Human Composting for a Greener Afterlife

By Gemma Alexander

No matter how sustainably you lived, modern funeral practices ensure that you make one last giant carbon footprint when you die. The biodegradable pine box of past generations is no longer an option. In most places, regulations require the use of toxic, persistent chemicals for embalming and burial; cremation produces as much CO2 as a flight from London to Rome. Until recently, natural burial choices were mostly limited to environmentally friendly uses for cremated ashes. Now there is a new option for a greener afterlife – natural organic reduction (NOR) – better known as composting.

NOR

If the idea of human composting brings to mind images of bug-filled waste piles behind a barn, or worse, scenes from a crime thriller, rest easy that natural organic reduction is a clean process. It is equally respectful of the deceased and the planet that sustained them in life. The chemistry of NOR is the same as all composting, and the proof of concept is agricultural (farms dispose of the bodies of large livestock through composting).

But NOR facilities compost human remains individually in hyperbaric oxygen chambers. These honeycomb-like cells (called “cradles”) control the temperature and oxygen level inside, slowly rotating a clean, efficient mixture of organic materials (including straw and wood chips) tested by the University of Washington. When composting is complete, the compost is screened to remove any nonorganic materials like dental fillings and pacemakers. The final result is indistinguishable from garden topsoil. Families can choose to collect the soil for their own use, but most choose to donate it. From funeral to garden, the entire process takes about six weeks.

Health and Safety

NOR composting takes place inside a controlled environment. So many of the problems that can be associated with composting – like odors or incomplete decomposition – are avoided. Under the authority of the Puget Sound Clean Air Agency, Recompose’s permit requires air filters and no visible emissions or detectable odors from the facility. Independent review by a third party is required every three months.
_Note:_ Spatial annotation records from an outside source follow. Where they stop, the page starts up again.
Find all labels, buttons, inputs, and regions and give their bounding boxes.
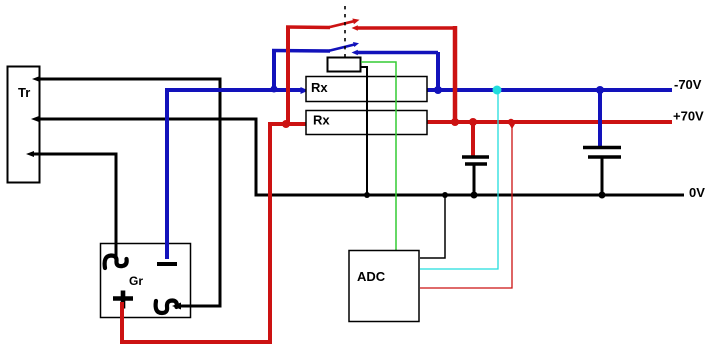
red wire switch to +70V rail: [453, 26, 458, 122]
black wiper wire coil box to 0V rail: [361, 67, 367, 195]
junction blue drop / -70V rail: [434, 86, 442, 94]
ADC U1: [349, 251, 419, 322]
blue switch S1b right contact: [352, 50, 439, 56]
capacitor C1: [462, 118, 489, 199]
svg-text:Rx: Rx: [311, 80, 328, 95]
svg-text:ADC: ADC: [357, 269, 386, 284]
junction wiper / 0V rail: [364, 192, 370, 198]
svg-text:Gr: Gr: [129, 274, 143, 288]
wire Tr winding 1 to Gr right terminal: [32, 76, 220, 310]
wire Tr winding 2 to 0V rail: [31, 116, 684, 195]
red switch S1a right contact: [352, 25, 456, 31]
red switch S1a lever: [328, 19, 360, 28]
Gr blue terminal bar: [157, 262, 177, 266]
blue -70V rail left portion: [165, 87, 309, 94]
resistor Rx1: [306, 77, 427, 102]
svg-text:0V: 0V: [689, 185, 705, 200]
blue switch riser left: [272, 50, 276, 90]
mechanical link dashed line: [344, 6, 346, 57]
relay coil box: [328, 58, 361, 72]
svg-text:Rx: Rx: [313, 113, 330, 128]
red switch riser left: [286, 27, 290, 124]
junction blue riser / -70V rail: [271, 86, 278, 93]
svg-text:Tr: Tr: [18, 85, 30, 100]
capacitor C2: [583, 86, 621, 199]
Gr plus terminal: [113, 291, 133, 309]
svg-text:+70V: +70V: [673, 109, 704, 124]
thin red wire +70V rail to ADC: [420, 119, 517, 288]
Gr left sine terminal: [105, 256, 127, 269]
junction red drop / +70V rail: [451, 118, 459, 126]
green wire coil box to ADC: [361, 62, 396, 250]
junction 0V / ADC wire: [442, 192, 448, 198]
resistor Rx2: [306, 111, 427, 135]
blue wire switch to -70V rail right: [436, 52, 440, 90]
cyan wire -70V rail to ADC: [420, 90, 498, 269]
red wire +70V to Gr plus terminal: [122, 124, 270, 342]
red +70V rail right portion: [427, 120, 672, 124]
transformer Tr: [8, 67, 40, 183]
blue switch S1b lever: [328, 42, 359, 51]
blue wire Gr terminal to -70V rail: [165, 90, 169, 259]
blue -70V rail right portion: [427, 88, 672, 92]
svg-text:-70V: -70V: [674, 77, 702, 92]
blue switch S1b left lead: [272, 49, 330, 53]
Gr right sine terminal: [156, 301, 177, 314]
black wire 0V rail to ADC: [420, 195, 445, 258]
junction cyan / -70V rail: [493, 86, 502, 95]
generator Gr: [101, 244, 191, 318]
junction red riser / +70V left: [282, 120, 290, 128]
red +70V rail left portion: [268, 122, 306, 126]
wire Tr winding 3 to Gr left terminal: [26, 151, 116, 257]
red switch S1a left lead: [286, 25, 330, 29]
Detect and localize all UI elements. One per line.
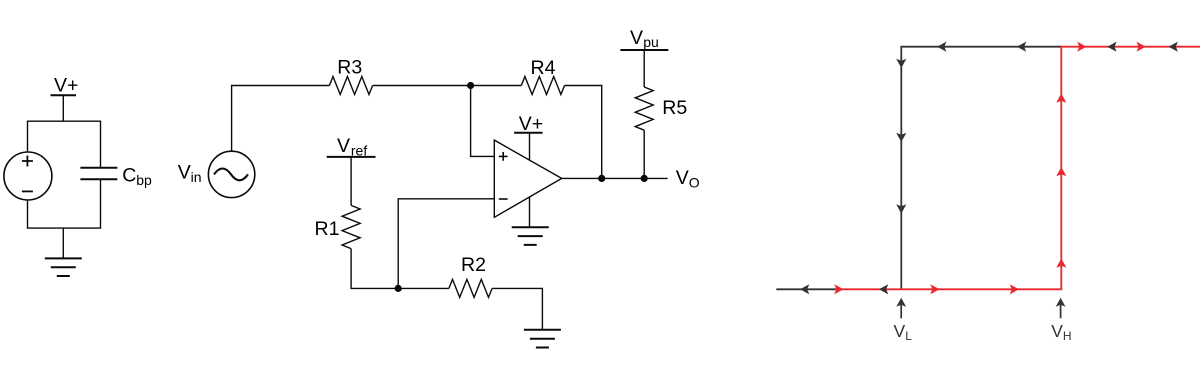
node C junction dot <box>598 175 605 182</box>
wire R5 to output node <box>643 130 645 178</box>
wire node A down to op-amp plus input <box>471 86 495 157</box>
Vin sine wave <box>214 169 248 181</box>
wire R1 to node B <box>351 249 398 289</box>
arrow red up (right vertical 2) <box>1056 167 1066 176</box>
label V+ (left supply) <box>54 75 78 97</box>
label R1 <box>315 218 340 240</box>
node B junction dot <box>395 285 402 292</box>
resistor R5 <box>635 87 653 130</box>
svg-text:V: V <box>630 27 643 49</box>
wire Vin to top rail <box>232 86 330 152</box>
svg-text:bp: bp <box>136 172 152 188</box>
wire op-amp output <box>562 177 668 179</box>
wire Vref stem to R1 <box>350 157 352 206</box>
svg-text:R2: R2 <box>461 254 486 276</box>
resistor R2 <box>449 279 492 297</box>
ground (R2) <box>524 330 561 348</box>
svg-text:V+: V+ <box>54 75 78 97</box>
wire node B to R2 <box>398 287 449 289</box>
V1 plus mark <box>22 156 33 167</box>
label V_pu <box>630 27 659 50</box>
source Vin circle <box>208 151 254 197</box>
svg-text:pu: pu <box>643 34 659 50</box>
wire node A to R4 <box>471 85 522 87</box>
arrow black down (left vertical 3) <box>896 204 906 213</box>
svg-text:R4: R4 <box>531 57 556 79</box>
graph: red rising path <box>835 47 1200 290</box>
arrow black down (left vertical 1) <box>896 59 906 68</box>
svg-text:R3: R3 <box>337 57 362 79</box>
svg-text:V: V <box>337 135 350 157</box>
V1 minus mark <box>22 190 33 192</box>
arrow black left (top 2) <box>1017 42 1026 52</box>
svg-text:L: L <box>905 329 912 343</box>
wire R3 to node A <box>373 85 471 87</box>
label V+ (op-amp) <box>519 113 543 135</box>
resistor R4 <box>521 77 564 95</box>
op-amp plus pin mark <box>499 152 508 161</box>
label V_L <box>894 321 913 343</box>
node D junction dot <box>641 175 648 182</box>
V_L axis marker arrow <box>896 298 906 319</box>
arrow red up (right vertical 1) <box>1056 94 1066 103</box>
wire V+ stem to op-amp <box>529 133 531 160</box>
ground (left supply) <box>45 258 82 276</box>
arrow red right (bottom 2) <box>834 284 843 294</box>
svg-text:O: O <box>689 174 700 190</box>
resistor R1 <box>342 205 360 248</box>
arrow black left (bottom 1) <box>800 284 809 294</box>
arrow red up (right vertical 3) <box>1056 259 1066 268</box>
svg-text:C: C <box>122 165 136 187</box>
arrow black left (bottom 3) <box>879 284 888 294</box>
arrow red right (top 5) <box>1137 42 1146 52</box>
arrow red right (bottom 4) <box>930 284 939 294</box>
node A junction dot <box>467 82 474 89</box>
svg-text:V: V <box>894 321 906 341</box>
resistor R3 <box>329 77 372 95</box>
V_H axis marker arrow <box>1056 298 1066 319</box>
label R4 <box>531 57 556 79</box>
wire op-amp to ground <box>529 198 531 228</box>
svg-text:V: V <box>676 167 689 189</box>
wire R2 to ground <box>492 288 542 329</box>
hysteresis graph <box>776 47 1200 290</box>
op-amp minus pin mark <box>499 198 508 200</box>
wire ground stem (left) <box>62 228 64 258</box>
label R2 <box>461 254 486 276</box>
arrow black down (left vertical 2) <box>896 133 906 142</box>
wire node B up to op-amp minus input <box>398 199 494 289</box>
svg-text:H: H <box>1063 329 1072 343</box>
label V_O <box>676 167 700 190</box>
capacitor C_bp plates <box>80 168 117 180</box>
arrow black left (top 6) <box>1169 42 1178 52</box>
V_ref terminal bar <box>327 156 376 158</box>
arrow red right (bottom 5) <box>1010 284 1019 294</box>
op-amp U1 <box>494 140 561 217</box>
wire R4 to output node <box>565 86 602 179</box>
arrow black left (top 4) <box>1107 42 1116 52</box>
label C_bp <box>122 165 152 188</box>
wire V+ stem <box>62 95 64 121</box>
label V_in <box>178 162 202 185</box>
ground (op-amp) <box>512 227 549 245</box>
svg-text:R5: R5 <box>662 97 687 119</box>
wire top rail of bypass loop <box>28 121 101 167</box>
svg-text:V: V <box>178 162 191 184</box>
arrow black left (top 1) <box>937 42 946 52</box>
graph: bottom black segment <box>776 288 840 290</box>
V_pu terminal bar <box>620 49 668 51</box>
V+ terminal bar <box>51 94 77 96</box>
arrow red right (top 3) <box>1077 42 1086 52</box>
label V_H <box>1051 321 1071 343</box>
label R3 <box>337 57 362 79</box>
graph: black falling path top segment <box>901 47 1061 290</box>
label R5 <box>662 97 687 119</box>
voltage source V1 <box>4 152 52 200</box>
label V_ref <box>337 135 367 158</box>
svg-text:V: V <box>1051 321 1063 341</box>
svg-text:R1: R1 <box>315 218 340 240</box>
wire bottom rail of bypass loop <box>28 179 101 228</box>
svg-text:in: in <box>191 169 202 185</box>
V+ terminal bar (op-amp) <box>514 132 542 134</box>
wire Vpu stem to R5 <box>643 50 645 87</box>
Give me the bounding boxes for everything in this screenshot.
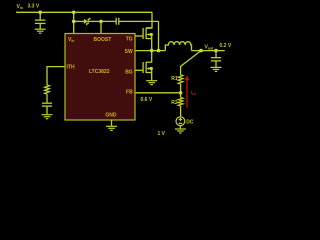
wire Vin rail drop to Q1 drain: [146, 12, 152, 27]
node: FB junction: [179, 91, 183, 95]
svg-text:ITH: ITH: [67, 64, 75, 70]
svg-text:GND: GND: [105, 113, 117, 119]
wire Vin pin drop: [73, 12, 75, 33]
resistor R2: [178, 98, 183, 106]
svg-text:DC: DC: [186, 119, 194, 125]
wire source to ground: [179, 126, 181, 129]
svg-text:0.2 V: 0.2 V: [220, 43, 232, 49]
node: BOOST pin junction: [99, 20, 103, 24]
inductor L1: [165, 42, 191, 51]
ground (Q2 source): [146, 81, 157, 85]
wire SW line: [135, 50, 165, 52]
svg-text:SW: SW: [125, 49, 133, 55]
svg-text:0.6 V: 0.6 V: [141, 97, 153, 103]
svg-text:FB: FB: [126, 90, 133, 96]
svg-text:BG: BG: [125, 70, 133, 76]
capacitor C1 (input bypass): [35, 12, 46, 29]
node: SW / boost cap junction: [157, 49, 161, 53]
wire Vin rail: [16, 11, 152, 13]
svg-text:BOOST: BOOST: [94, 37, 112, 43]
svg-text:R1: R1: [171, 76, 178, 82]
wire R2 to source: [180, 106, 182, 117]
ic U1 LTC3822 body: [65, 34, 135, 121]
node: rail / Vin-pin junction: [72, 11, 76, 15]
wire boost branch right: [119, 20, 158, 22]
wire GND pin stub: [111, 120, 113, 126]
svg-text:R2: R2: [171, 100, 178, 106]
wire Rith to Cith: [46, 94, 48, 103]
capacitor C2 (boost flying cap): [116, 18, 119, 25]
transistor Q1 (top MOSFET): [135, 28, 152, 51]
node: boost tee junction: [72, 20, 76, 24]
svg-text:TG: TG: [126, 37, 133, 43]
ground (ITH network): [42, 115, 53, 119]
svg-text:LTC3822: LTC3822: [89, 69, 110, 75]
wire boost branch mid: [89, 20, 116, 22]
diode D1 (boost schottky): [84, 18, 90, 25]
capacitor Cith: [42, 103, 52, 114]
node: Vout / Cout junction: [214, 49, 218, 53]
capacitor C3 (output): [211, 51, 221, 67]
svg-text:1 V: 1 V: [158, 131, 166, 137]
resistor Rith: [45, 85, 50, 94]
red current arrow Ifb: [185, 75, 197, 107]
wire R1 to FB node: [180, 84, 182, 98]
node: Vout divider tap: [199, 49, 203, 53]
voltage source V1 DC: [176, 117, 185, 126]
node: rail / C1 junction: [38, 11, 42, 15]
wire FB horizontal: [135, 92, 181, 94]
ground (output cap): [211, 67, 222, 71]
node: SW / Q1 source junction: [150, 49, 154, 53]
wire boost drop to SW node: [158, 21, 160, 50]
transistor Q2 (bottom MOSFET): [135, 51, 152, 81]
resistor R1: [178, 75, 183, 84]
ground (DC source): [175, 129, 186, 133]
wire ITH branch: [47, 67, 65, 85]
wire boost branch left: [74, 20, 84, 22]
svg-text:3.3 V: 3.3 V: [28, 4, 40, 10]
wire BOOST pin drop: [100, 21, 102, 33]
ground (IC GND pin): [106, 126, 117, 130]
wire feedback diagonal: [181, 51, 201, 75]
wire output line: [192, 50, 225, 52]
ground (input cap): [35, 29, 46, 33]
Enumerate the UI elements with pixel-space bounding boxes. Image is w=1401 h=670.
Washington state requires the resulting soil to receive third-party testing for pathogens like fecal coliform and salmonella. It must be tested for heavy metals like arsenic, lead, and mercury as well. The state also prohibits people with tuberculosis or prion infections from undergoing NOR.

The History

Katrina Spade was a graduate student in architecture 10 years ago when she began researching funerary options and found no practical, ecological alternatives. She wrote her master’s thesis on composting as an urban form of natural burial. But she didn’t give up on the idea after graduation. Instead, she worked with Western Carolina University and the University of Washington to produce feasibility studies. Then she helped push to change laws in Washington state to permit NOR. ESSB 5001 took effect on May 1, 2020, in Washington state, making it the first state in the U.S. to allow composting of human remains. Finally, in December of 2020, the first bodies were “laid in” at Recompose, Spade’s composting facility located in the suburbs of Seattle.

The Options

Recompose in Washington state, with 10 composting vessels, remains the largest active operation. They are currently only accepting prepaid clients through their “Precompose” plan. Herland Forest, a nonprofit natural burial cemetery in the Cascade mountains, has extremely limited capacity, with only a single composting cradle in operation. A third facility, Return Home, plans to begin operation in the Seattle area in April 2021. All three companies can accept bodies from out-of-state. But the carbon impact of transportation may significantly reduce the environmental benefit of composting relative to cremation.

Even with only three options available in the U.S., NOR pricing varies a lot. Ranging from $3,000 to $5,500, the three companies each offer somewhat different services. Herland, with its solar-powered cradle, may be the most ecological. They also have the lowest prices, but they cannot provide funeral services. Recompose has the highest price, but provides an all-inclusive service. As with cremated ashes, families can choose to collect the resulting soil. For those who do not, Herland can use the soil to plant a tree in their permaculture forest; Return Home offers to donate soil to “regional park departments, land trusts and the like for ecosystem restoration,” and Recompose donates soil to the ecological restoration project at Bells Mountain near Vancouver, Washington.

This variability is typical of the funeral industry. In King County, where both Recompose and Return Home are located, a 2020 price survey found cremation prices ranged from $525 to $4,165 while burial prices ranged from $1,390 to $11,100.

In February of this year, California introduced legislation to legalize NOR. As they decide whether to pass it, California, and the rest of the country, will be watching Washington’s NOR facilities closely. With their success, NOR could be normalized as a standard death care option for environmentally minded families within a few years.